Lundi matin, une jeune dame énervée s'exprimait sur France Inter. J'ai fini par comprendre qu'il s'agissait probablement d'un médecin généraliste fraîchement sortie de la fac et extrêmement remontée contre l'idée de Marisol Touraine de garantir une sorte de salaire minimum à celles et ceux de ses semblables acceptant de s'installer dans un de ces départements dépourvus de praticiens. Au début, au fond, ça partait bien sur le thème "il n'y a pas que l'argent dans l'existence". On se disait, "chouette, une représentante de la génération montante adepte de la décroissance, de la sobriété financière et dotée d'un sens moral élevé". Ensuite, ça se gâtait car ce qu'elle exprimait surtout, c'était le désir vif de ne pas aller "s'enterrer dans un trou", de profiter de sa belle santé (à elle..) pour jouir d'une ambiance urbaine dynamique, avec des cinémas, des restos, des magasins... la vraie vie, quoi. Et de conclure en proposant que la mesure s'applique plutôt à des "vieux" (c'est le terme qu'elle employait) de la profession, genre "revenus de tout, de toutes les tentations", et qui était juste bon, finalement, à aller s'occuper de leurs semblables, les vieux ruraux, donc, ou les retraités des petites villes, à se contenter d'après-midi récréatives dans des salles polyvalentes de taille modeste, de promenades au grand air et, le soir, d'une soupe bien chaude. En plus, dans ces coins, il faut faire des kilomètres et, horreur suprême, peut-être, de temps en temps, assurer des permanences.
Je sais gré, finalement, à cette jeune personne, d'illustrer à merveille la vaste foutaise qu'est ce concept de "médecine libérale" couplé à la sacro-sainte liberté d'installation.
Passons sur le fait que, si les études de médecine sont longues et difficiles, elles sont dispensées dans des facultés financées par la collectivité. C'est d'ailleurs un point commun à bien des "libéraux" que d'oublier les investissements de toutes sortes dont ils ont été bénéficiaires grâce à ce truc malsain qu'on appelle l'impôt.
En fait, le système de santé repose sur un équilibre, un pacte gagnant-gagnant: la Sécurité sociale solvabilise une clientèle qui, sans elle, ne pourrait se soigner. La population y gagne une élévation du niveau sanitaire, et le médecin y gagne d'avoir des patients qui, sans ce dispositif, n'existeraient tout simplement pas, ou, plus exactement, n'iraient jamais chez un praticien. Il n'y a rien de "libéral" là-dedans, et c'est même tout le contraire, la loi de l'offre et la demande dans sa pureté de cristal n'offrant aucune des garanties énoncées ci-dessus.
C'est ce pacte qui est rompu par toutes celles et ceux qui hurlent contre les tentatives de mieux répartir l'offre de soins sur le territoire. Non seulement ils oublient tranquillement ce que leur formation doit à la collectivité nationale, mais, en refusant d'entrer dans la logique proposée, ils privent d'accès aux soins tout une partie de la population. Ou, en tout cas, dégradent considérablement les conditions de cet accès.
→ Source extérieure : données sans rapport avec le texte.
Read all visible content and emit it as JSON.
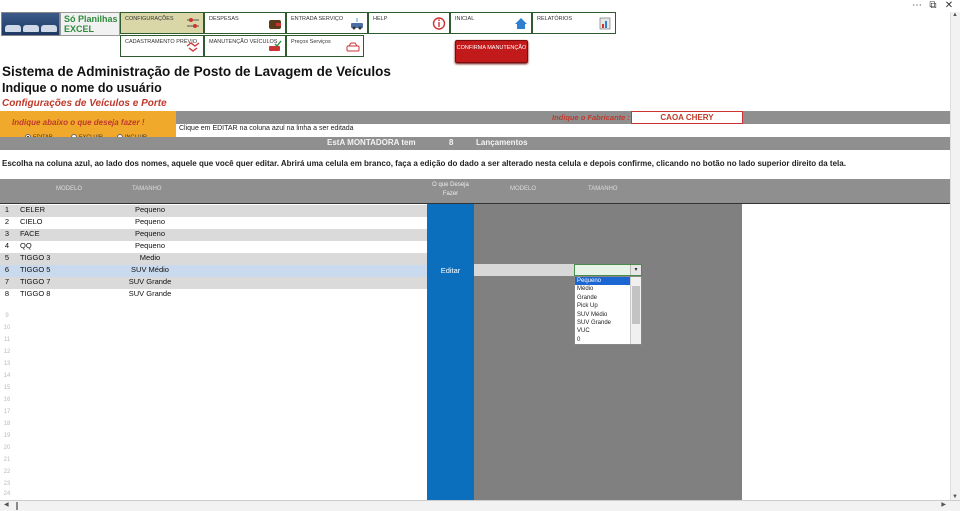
{
  "window": {
    "more_icon": "ellipsis-icon",
    "restore_glyph": "⧉",
    "close_glyph": "✕"
  },
  "logo": {
    "line1": "Só Planilhas",
    "line2": "EXCEL"
  },
  "menu": [
    {
      "label": "CONFIGURAÇÕES",
      "icon": "settings-sliders-icon",
      "active": true
    },
    {
      "label": "DESPESAS",
      "icon": "wallet-icon",
      "active": false
    },
    {
      "label": "ENTRADA SERVIÇO",
      "icon": "car-wash-icon",
      "active": false
    },
    {
      "label": "HELP",
      "icon": "info-icon",
      "active": false
    },
    {
      "label": "INICIAL",
      "icon": "home-icon",
      "active": false
    },
    {
      "label": "RELATÓRIOS",
      "icon": "report-icon",
      "active": false
    },
    {
      "label": "CADASTRAMENTO PRÉVIO",
      "icon": "handshake-icon",
      "active": false
    },
    {
      "label": "MANUTENÇÃO VEÍCULOS",
      "icon": "car-check-icon",
      "active": false
    },
    {
      "label": "Preços Serviços",
      "icon": "car-price-icon",
      "active": false
    }
  ],
  "confirm_button": "CONFIRMA MANUTENÇÃO",
  "header": {
    "title": "Sistema de Administração de Posto de Lavagem de Veículos",
    "user_prompt": "Indique o nome do usuário",
    "section": "Configurações de Veículos e Porte"
  },
  "manufacturer": {
    "label": "Indique o Fabricante :",
    "value": "CAOA CHERY"
  },
  "action_box": {
    "title": "Indique abaixo o que deseja fazer !",
    "options": [
      {
        "label": "EDITAR",
        "selected": true
      },
      {
        "label": "EXCLUIR",
        "selected": false
      },
      {
        "label": "INCLUIR",
        "selected": false
      }
    ]
  },
  "instruction_short": "Clique em EDITAR na coluna azul na linha a ser editada",
  "summary": {
    "montadora": "EstA MONTADORA tem",
    "count": "8",
    "suffix": "Lançamentos"
  },
  "instruction_long": "Escolha na coluna azul, ao lado dos nomes, aquele que você quer editar. Abrirá uma celula em branco, faça a edição do dado a ser alterado nesta celula e depois confirme, clicando no botão no lado superior direito da tela.",
  "table": {
    "headers": {
      "modelo": "MODELO",
      "tamanho": "TAMANHO",
      "blue": "O que Deseja Fazer",
      "modelo2": "MODELO",
      "tamanho2": "TAMANHO"
    },
    "rows": [
      {
        "n": "1",
        "model": "CELER",
        "size": "Pequeno"
      },
      {
        "n": "2",
        "model": "CIELO",
        "size": "Pequeno"
      },
      {
        "n": "3",
        "model": "FACE",
        "size": "Pequeno"
      },
      {
        "n": "4",
        "model": "QQ",
        "size": "Pequeno"
      },
      {
        "n": "5",
        "model": "TIGGO 3",
        "size": "Medio"
      },
      {
        "n": "6",
        "model": "TIGGO 5",
        "size": "SUV Médio"
      },
      {
        "n": "7",
        "model": "TIGGO 7",
        "size": "SUV Grande"
      },
      {
        "n": "8",
        "model": "TIGGO 8",
        "size": "SUV Grande"
      }
    ],
    "empty_row_numbers": [
      "9",
      "10",
      "11",
      "12",
      "13",
      "14",
      "15",
      "16",
      "17",
      "18",
      "19",
      "20",
      "21",
      "22",
      "23",
      "24"
    ],
    "edit_label": "Editar"
  },
  "dropdown": {
    "options": [
      "Pequeno",
      "Médio",
      "Grande",
      "Pick Up",
      "SUV Médio",
      "SUV Grande",
      "VUC",
      "0"
    ],
    "selected_index": 0
  },
  "colors": {
    "brand_green": "#2e8b3c",
    "accent_red": "#c0392b",
    "blue_column": "#0b6fbe",
    "band_grey": "#8f8f8f",
    "orange": "#f0a92b"
  }
}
J'éviterai soigneusement le couplet sur la "vocation" ou l'éthique de ce métier quand même un peu particulier. Je me contente de constater qu'il s'agit-là, encore, d'un authentique sujet politique.
Et comme, ces temps-ci, dès qu'il faut prendre une position politique, le gouvernement s'aligne, dans le meilleur des cas, sur une position de centre-droit, il est à craindre que ceux qui crient le plus fort leur refus de toute démarche solidaire soient, in fine, les mieux entendus.